Die Wahlrechtsgleichheit darf nur durch andere Verfassungswerte beeinträchtigt werden. Doch muss der Zweck der Ungleichbehandlung von einem Gewicht sein, „das der Wahlgleichheit die Waage halten kann“ (BVerfGE 131, 316 (338). Notwendig ist also ein besonderer zwingender Grund. Der rechtfertigende Grund muss zur Verfolgung seines Zwecks geeignet, erforderlich und angemessen sein.
Fraglich ist meinen Augen, ob der Wille, den Bundestag zu verkleinern, ein besonderer verfassungsrechtlicher Grund darstellt. Aus dem Demokratieprinzip würde sich dies ableiten lassen. In meinen Augen liegt dabei aber kein besonderer zwingender Grund vor.

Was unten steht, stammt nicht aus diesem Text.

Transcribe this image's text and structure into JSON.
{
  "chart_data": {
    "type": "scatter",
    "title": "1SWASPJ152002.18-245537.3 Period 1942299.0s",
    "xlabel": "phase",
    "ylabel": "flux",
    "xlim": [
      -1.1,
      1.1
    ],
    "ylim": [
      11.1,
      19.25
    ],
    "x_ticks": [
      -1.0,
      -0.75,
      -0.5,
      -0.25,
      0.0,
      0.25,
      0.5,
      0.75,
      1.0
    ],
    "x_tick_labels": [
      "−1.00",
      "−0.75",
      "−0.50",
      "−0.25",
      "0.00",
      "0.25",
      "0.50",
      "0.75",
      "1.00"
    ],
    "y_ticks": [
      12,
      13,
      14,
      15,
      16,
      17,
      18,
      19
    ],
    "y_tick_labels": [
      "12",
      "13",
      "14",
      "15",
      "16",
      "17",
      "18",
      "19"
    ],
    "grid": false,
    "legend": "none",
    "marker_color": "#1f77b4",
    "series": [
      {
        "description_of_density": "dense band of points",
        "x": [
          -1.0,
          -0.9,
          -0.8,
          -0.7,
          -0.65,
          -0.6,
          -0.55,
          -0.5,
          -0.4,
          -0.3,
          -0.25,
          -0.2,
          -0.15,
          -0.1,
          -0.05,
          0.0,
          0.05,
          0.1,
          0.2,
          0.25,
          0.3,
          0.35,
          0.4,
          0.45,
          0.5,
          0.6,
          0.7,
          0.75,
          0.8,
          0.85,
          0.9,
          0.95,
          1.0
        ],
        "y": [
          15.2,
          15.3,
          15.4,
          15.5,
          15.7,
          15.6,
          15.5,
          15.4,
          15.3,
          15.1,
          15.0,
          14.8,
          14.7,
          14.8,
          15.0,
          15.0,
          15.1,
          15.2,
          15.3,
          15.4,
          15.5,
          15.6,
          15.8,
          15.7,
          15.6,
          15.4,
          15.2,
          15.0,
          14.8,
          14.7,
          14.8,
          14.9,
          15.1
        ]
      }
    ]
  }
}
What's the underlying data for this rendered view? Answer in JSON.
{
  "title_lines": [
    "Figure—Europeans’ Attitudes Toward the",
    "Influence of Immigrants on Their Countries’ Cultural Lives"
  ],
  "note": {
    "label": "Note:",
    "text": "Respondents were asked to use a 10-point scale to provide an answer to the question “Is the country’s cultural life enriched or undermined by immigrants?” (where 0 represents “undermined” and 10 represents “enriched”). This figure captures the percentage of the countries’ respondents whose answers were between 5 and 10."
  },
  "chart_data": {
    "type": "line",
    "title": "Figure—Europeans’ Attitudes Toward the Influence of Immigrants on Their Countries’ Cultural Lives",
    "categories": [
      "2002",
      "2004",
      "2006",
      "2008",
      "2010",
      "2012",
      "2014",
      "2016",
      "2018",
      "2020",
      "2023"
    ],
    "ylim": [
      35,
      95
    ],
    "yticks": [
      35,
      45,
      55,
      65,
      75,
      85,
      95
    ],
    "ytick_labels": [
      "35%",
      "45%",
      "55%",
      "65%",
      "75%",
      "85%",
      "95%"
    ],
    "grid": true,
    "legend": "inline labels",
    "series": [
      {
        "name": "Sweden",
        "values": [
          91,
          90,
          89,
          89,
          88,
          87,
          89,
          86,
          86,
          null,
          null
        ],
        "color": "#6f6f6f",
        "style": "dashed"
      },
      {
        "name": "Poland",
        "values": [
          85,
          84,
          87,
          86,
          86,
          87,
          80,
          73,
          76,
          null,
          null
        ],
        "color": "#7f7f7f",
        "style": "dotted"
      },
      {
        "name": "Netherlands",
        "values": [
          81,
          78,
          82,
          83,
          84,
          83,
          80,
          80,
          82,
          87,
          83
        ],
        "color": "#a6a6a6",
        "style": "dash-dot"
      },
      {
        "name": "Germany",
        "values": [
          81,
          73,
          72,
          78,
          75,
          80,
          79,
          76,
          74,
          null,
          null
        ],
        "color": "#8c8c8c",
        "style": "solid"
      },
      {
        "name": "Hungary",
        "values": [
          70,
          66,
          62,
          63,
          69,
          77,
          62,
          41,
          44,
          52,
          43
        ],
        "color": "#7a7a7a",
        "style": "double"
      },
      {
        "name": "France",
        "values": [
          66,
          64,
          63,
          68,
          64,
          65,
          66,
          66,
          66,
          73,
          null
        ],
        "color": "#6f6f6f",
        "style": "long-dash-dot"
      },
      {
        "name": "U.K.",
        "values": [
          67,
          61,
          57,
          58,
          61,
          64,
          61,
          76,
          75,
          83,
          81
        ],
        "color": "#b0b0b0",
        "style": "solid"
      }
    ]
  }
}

Mehr Abgeordnete würden auch bspw. eine größere Legitimation und eine höhere formale Repräsentation bedeuten.
Der hier vorgebrachte Vorschlag von Ulf könnte - wenn das BVerfG die Wahlrechtsgleichheit bejaht - auch gegen das Demokratieprinzip verstoßen. Jedes wie auch immer geartete Kriterium zur Feststellung, welche Direktmandate die „besten“ sind, kann in meinen Augen nicht mit dem Demokratieprinzip vereinbart werden. Es ist nicht demokratisch, einen Gewinner eines Direktmandates dieses vorzuenthalten. Auf jeder noch so kleinen Ebene (bspw. Vereinswahlen) gewinnt bei mehreren KandidatInnen, soweit nichts anderes geregelt, immer diejenige Person, die die relative Mehrheit auf sich vereint. Auch das ist demokratisch. Und nur weil eine Person einen hart umkämpften Wahlkreis mit bspw. drei gleich guten und erfolgreichen KandidatInnen gewinnt, soll dieser ihm wegen einem zu „schlechten“ Ergebnis vorenthalten werden? Das ist mit Art. 20 GG nicht zu vereinbaren.
Der hier in den Antworten gemachte Vorschlag, zwischen den beiden bestplatzierten KandidatInnen eine Stichwahl durchzuführen, halte ich nach den Vorgaben des BVerfG zielführender. Dabei habe ich den Effekt einer größeren Ausgewogenheit im Bereich der Mandatsverteilung vor Augen. Schließlich ist nicht immer die SPD und die CDU/CSU auf den ersten beiden Plätzen. Ebenso hätte jede Stimme den gleichen Einfluss auf das konkrete Ergebnis und die konkrete Zusammensetzung des Bundestages. Auch würde dies den Direktmandaten eine höhere demokratische Legitimation verleihen.